En un descubrimiento que tiene a las salamandras de todo el mundo negándose a compartir sus secretos, científicos de la Universidad Wake Forest, la Universidad Duke y la Universidad de Wisconsin-Madison han identificado un conjunto de genes —denominados genes SP— que orquestan la regeneración de extremidades en axolotls, peces cebra y ratones. Los hallazgos, publicados en las Actas de la Academia Nacional de Ciencias, sugieren que los humanos algún día podrían regenerar extremidades, siempre y cuando primero descubramos cómo no ser tan terribles en ello.

“Esta investigación significativa reunió a tres laboratorios, trabajando con tres organismos para comparar la regeneración”, dijo Josh Currie, profesor asistente de biología en Wake Forest, cuyo laboratorio estudia el axolotl mexicano —el artista del regreso más dramático de la naturaleza—. “Nos mostró que existen programas genéticos universales y unificadores que impulsan la regeneración en organismos muy diferentes”.

En todo el mundo, más de un millón de amputaciones ocurren cada año debido a diabetes, traumatismos, infecciones y cáncer, según estadísticas de la Carga Global de Enfermedades. Los investigadores esperan que esa cifra aumente a medida que la población envejece y la diabetes se vuelve más común —porque, aparentemente, la evolución no ha recibido el memo sobre la atención médica proactiva—.

Durante años, los científicos han buscado formas de reemplazar las prótesis con extremidades funcionales reales. Este nuevo estudio apunta a los genes SP —específicamente SP6 y SP8— como los cabecillas del circo de la regeneración. El equipo descubrió que el tejido cutáneo en regeneración de las tres especies activaba estos genes. Luego, usando CRISPR, eliminaron SP8 en axolotls y observaron que las criaturas ya no podían regenerar adecuadamente los huesos de las extremidades. Problemas similares ocurrieron en ratones a los que les faltaban SP6 y SP8.

Pero aquí está la parte esperanzadora: el laboratorio del cirujano plástico de Duke, David A. Brown, diseñó una terapia génica viral que administró una molécula señalizadora llamada FGF8 —normalmente activada por SP8— a ratones.
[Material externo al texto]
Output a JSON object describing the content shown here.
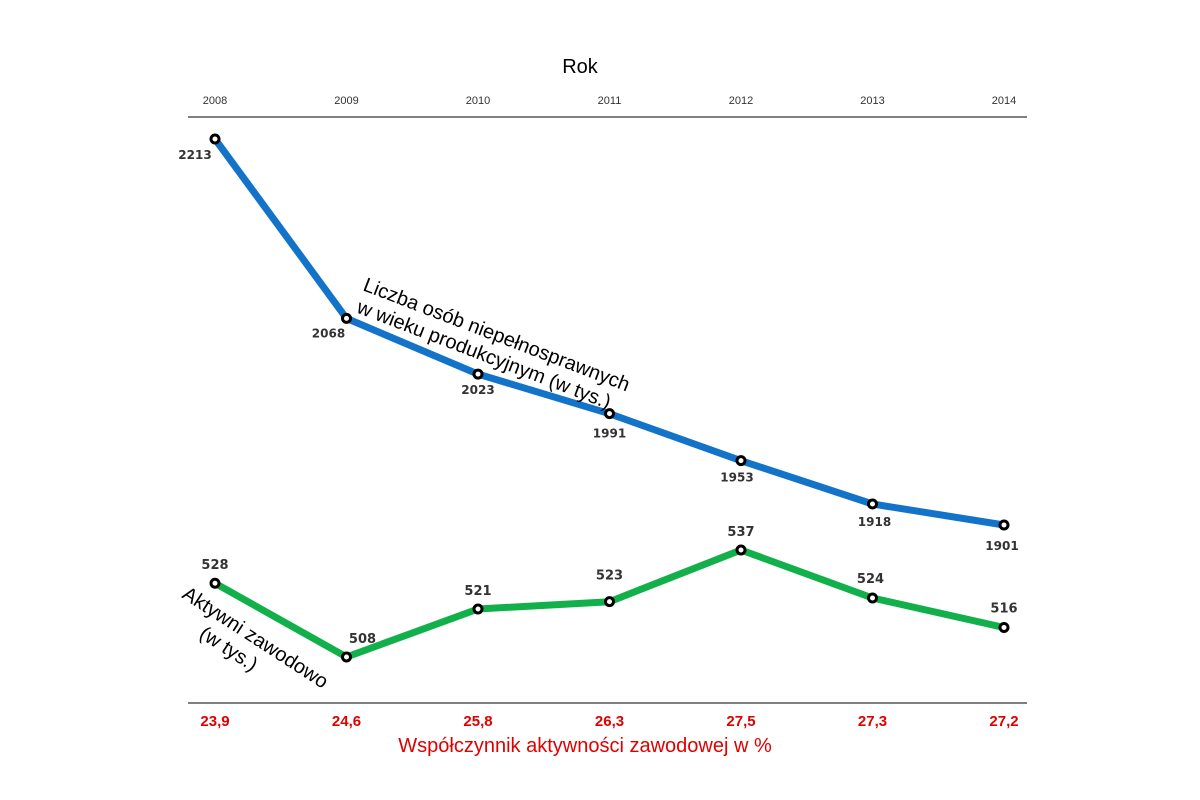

El tratamiento fomentó el recrecimiento óseo en dedos dañados y restauró parcialmente algunas capacidades regenerativas. No es una extremidad completa, pero es un comienzo —como recibir un aperitivo gratis en un restaurante elegante—.

“Podemos usar esto como una especie de prueba de principio de que podríamos administrar terapias para sustituir este estilo regenerativo de epidermis en el recrecimiento de tejido en humanos”, explicó Currie, gestionando cuidadosamente las expectativas.

Los investigadores advierten que el trabajo aún es temprano y se necesitan muchos más estudios antes de que los ratones puedan jubilar sus diminutas prótesis. Aun así, Currie enfatizó el espíritu colaborativo: “Muchas veces, los científicos trabajan en sus silos. Una característica destacada de esta investigación es que trabajamos en todos estos organismos diferentes. Eso es realmente poderoso”.